Yahya Snow also plays a clip of Muslim debater Zakir Hussein (arguably the best Muslim debater in the UK). He argues that the account in John 20 is in fact a fictional account invented wholesale by John (or whoever he takes the author of the fourth gospel to be). His reasoning is that Luke 24:36-49 reports Jesus as having appeared to "the eleven" who were all present together at the time (see verse 33). This, argues Hussein, doesn't allow for Thomas' absence from the group at the time of the appearance, nor a subsequent appearance to the disciples with Thomas present. Furthermore, John tells us that the appearance to the eleven with Thomas present occurred eight days later, whereas Luke seems to indicate that the ascension took place immediately after the appearance to the eleven. Luke 24:50-51 tell us,
"Then he led them out as far as Bethany, and lifting up his hands he blessed them.
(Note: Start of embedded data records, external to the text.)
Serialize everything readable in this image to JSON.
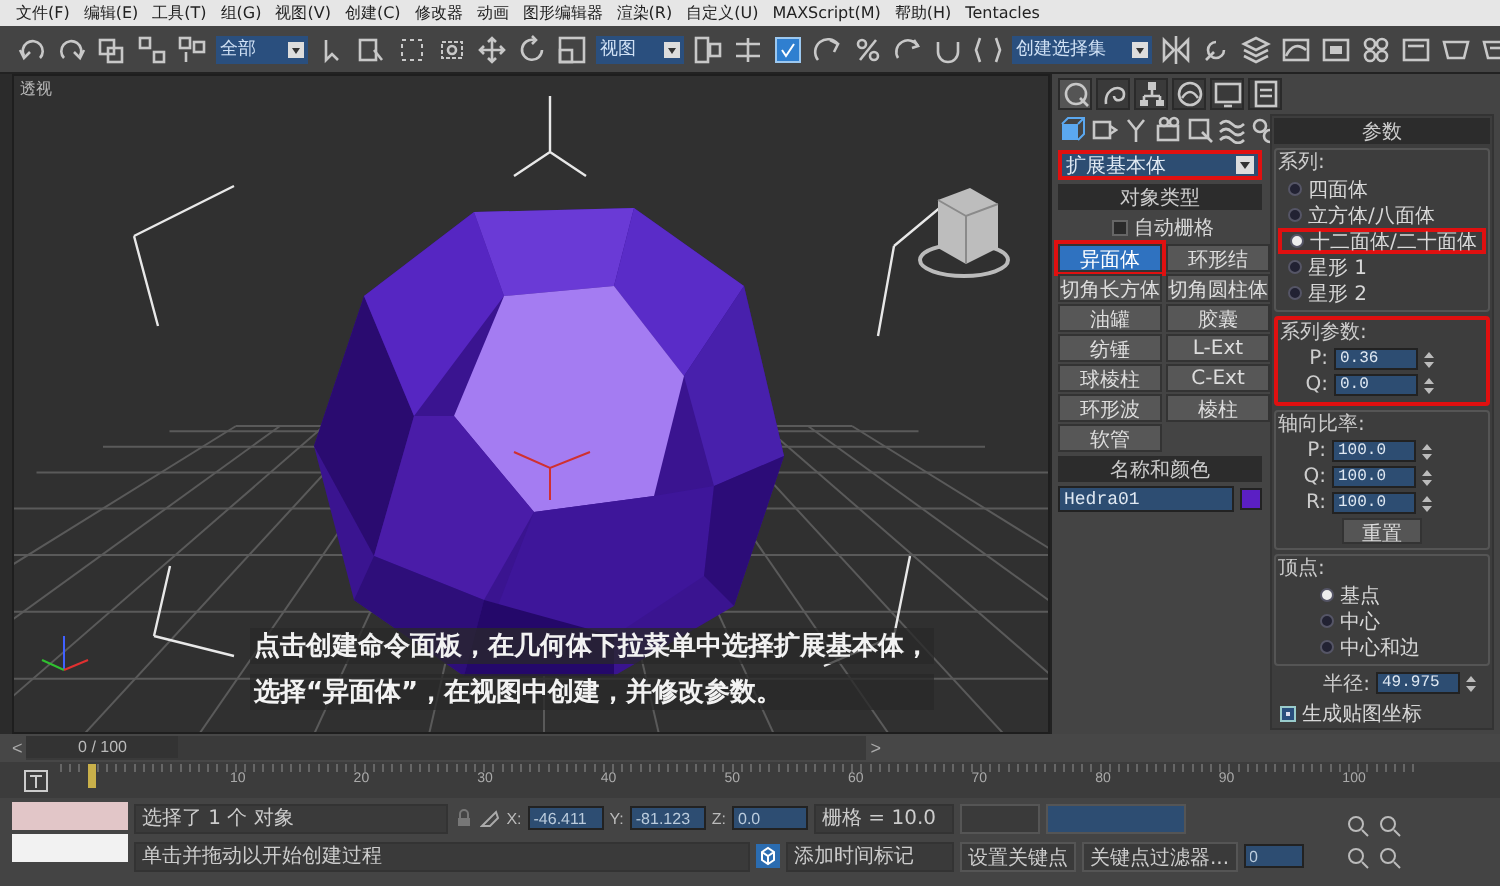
{
  "menu": [
    "文件(F)",
    "编辑(E)",
    "工具(T)",
    "组(G)",
    "视图(V)",
    "创建(C)",
    "修改器",
    "动画",
    "图形编辑器",
    "渲染(R)",
    "自定义(U)",
    "MAXScript(M)",
    "帮助(H)",
    "Tentacles"
  ],
  "toolbar": {
    "selection_filter": "全部",
    "reference_coordinate": "视图",
    "named_selection": "创建选择集"
  },
  "viewport": {
    "label": "透视",
    "caption": [
      "点击创建命令面板，在几何体下拉菜单中选择扩展基本体，",
      "选择“异面体”，在视图中创建，并修改参数。"
    ]
  },
  "command_panel": {
    "category": {
      "value": "扩展基本体",
      "highlighted": true
    },
    "object_type": {
      "title": "对象类型",
      "autogrid": {
        "label": "自动栅格",
        "checked": false
      },
      "buttons": [
        {
          "label": "异面体",
          "selected": true,
          "highlighted": true
        },
        {
          "label": "环形结",
          "selected": false,
          "highlighted": false
        },
        {
          "label": "切角长方体",
          "selected": false,
          "highlighted": false
        },
        {
          "label": "切角圆柱体",
          "selected": false,
          "highlighted": false
        },
        {
          "label": "油罐",
          "selected": false,
          "highlighted": false
        },
        {
          "label": "胶囊",
          "selected": false,
          "highlighted": false
        },
        {
          "label": "纺锤",
          "selected": false,
          "highlighted": false
        },
        {
          "label": "L-Ext",
          "selected": false,
          "highlighted": false
        },
        {
          "label": "球棱柱",
          "selected": false,
          "highlighted": false
        },
        {
          "label": "C-Ext",
          "selected": false,
          "highlighted": false
        },
        {
          "label": "环形波",
          "selected": false,
          "highlighted": false
        },
        {
          "label": "棱柱",
          "selected": false,
          "highlighted": false
        },
        {
          "label": "软管",
          "selected": false,
          "highlighted": false
        }
      ]
    },
    "name_and_color": {
      "title": "名称和颜色",
      "name": "Hedra01",
      "color": "#5b1fc4"
    },
    "parameters": {
      "title": "参数",
      "family": {
        "title": "系列:",
        "options": [
          {
            "label": "四面体",
            "selected": false,
            "highlighted": false
          },
          {
            "label": "立方体/八面体",
            "selected": false,
            "highlighted": false
          },
          {
            "label": "十二面体/二十面体",
            "selected": true,
            "highlighted": true
          },
          {
            "label": "星形 1",
            "selected": false,
            "highlighted": false
          },
          {
            "label": "星形 2",
            "selected": false,
            "highlighted": false
          }
        ]
      },
      "family_parameters": {
        "title": "系列参数:",
        "highlighted": true,
        "fields": [
          {
            "label": "P:",
            "value": "0.36"
          },
          {
            "label": "Q:",
            "value": "0.0"
          }
        ]
      },
      "axis_scale": {
        "title": "轴向比率:",
        "fields": [
          {
            "label": "P:",
            "value": "100.0"
          },
          {
            "label": "Q:",
            "value": "100.0"
          },
          {
            "label": "R:",
            "value": "100.0"
          }
        ],
        "reset": "重置"
      },
      "vertices": {
        "title": "顶点:",
        "options": [
          {
            "label": "基点",
            "selected": true
          },
          {
            "label": "中心",
            "selected": false
          },
          {
            "label": "中心和边",
            "selected": false
          }
        ]
      },
      "radius": {
        "label": "半径:",
        "value": "49.975"
      },
      "mapping": {
        "label": "生成贴图坐标",
        "checked": true
      }
    }
  },
  "timeline": {
    "previous": "<",
    "frame": "0 / 100",
    "next": ">",
    "ticks": [
      "10",
      "20",
      "30",
      "40",
      "50",
      "60",
      "70",
      "80",
      "90",
      "100"
    ]
  },
  "status_bar": {
    "selection": "选择了 1 个 对象",
    "prompt": "单击并拖动以开始创建过程",
    "coordinates": [
      {
        "label": "X:",
        "value": "-46.411"
      },
      {
        "label": "Y:",
        "value": "-81.123"
      },
      {
        "label": "Z:",
        "value": "0.0"
      }
    ],
    "grid": "栅格 = 10.0",
    "add_time_tag": "添加时间标记",
    "set_key": "设置关键点",
    "key_filters": "关键点过滤器...",
    "current_frame": "0"
  }
}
While he blessed them, he parted from them and was carried up into heaven."One possible reply is that "the eleven" is being used as a figure of speech, much as "the twelve" is used in that way by Paul (see 1 Corinthians 15:5). I do not, however, find this approach to be the most convincing, since it seems to be rather ad hoc, and there is no additional evidence that Luke used the term "the eleven" in this way. It also would not explain the apparent immediacy of Jesus' ascension following the appearance to the eleven, allowing apparently no time for a subsequent appearance to the disciples with Thomas present.
The refutation to Zakir Hussein's objection can be found in the book of Acts (penned by the same author, Luke). Here is the prologue to the book of Acts:
"In the first book, O Theophilus, I have dealt with all that Jesus began to do and teach, until the day when he was taken up, after he had given commands through the Holy Spirit to the apostles whom he had chosen. He presented himself alive to them after his suffering by many proofs, appearing to them during forty days and speaking about the kingdom of God."So, Luke understands Jesus to have been with the disciples for forty days following his resurrection. Luke's language implies that he appeared to them multiple times over the course of forty days. Thus, the only conclusion that one can draw is that Luke, in chapter 24, telescopes the post-resurrection appearances of Jesus, collapsing them all into one. This, thus, resolves the apparent discrepancy between Luke and John.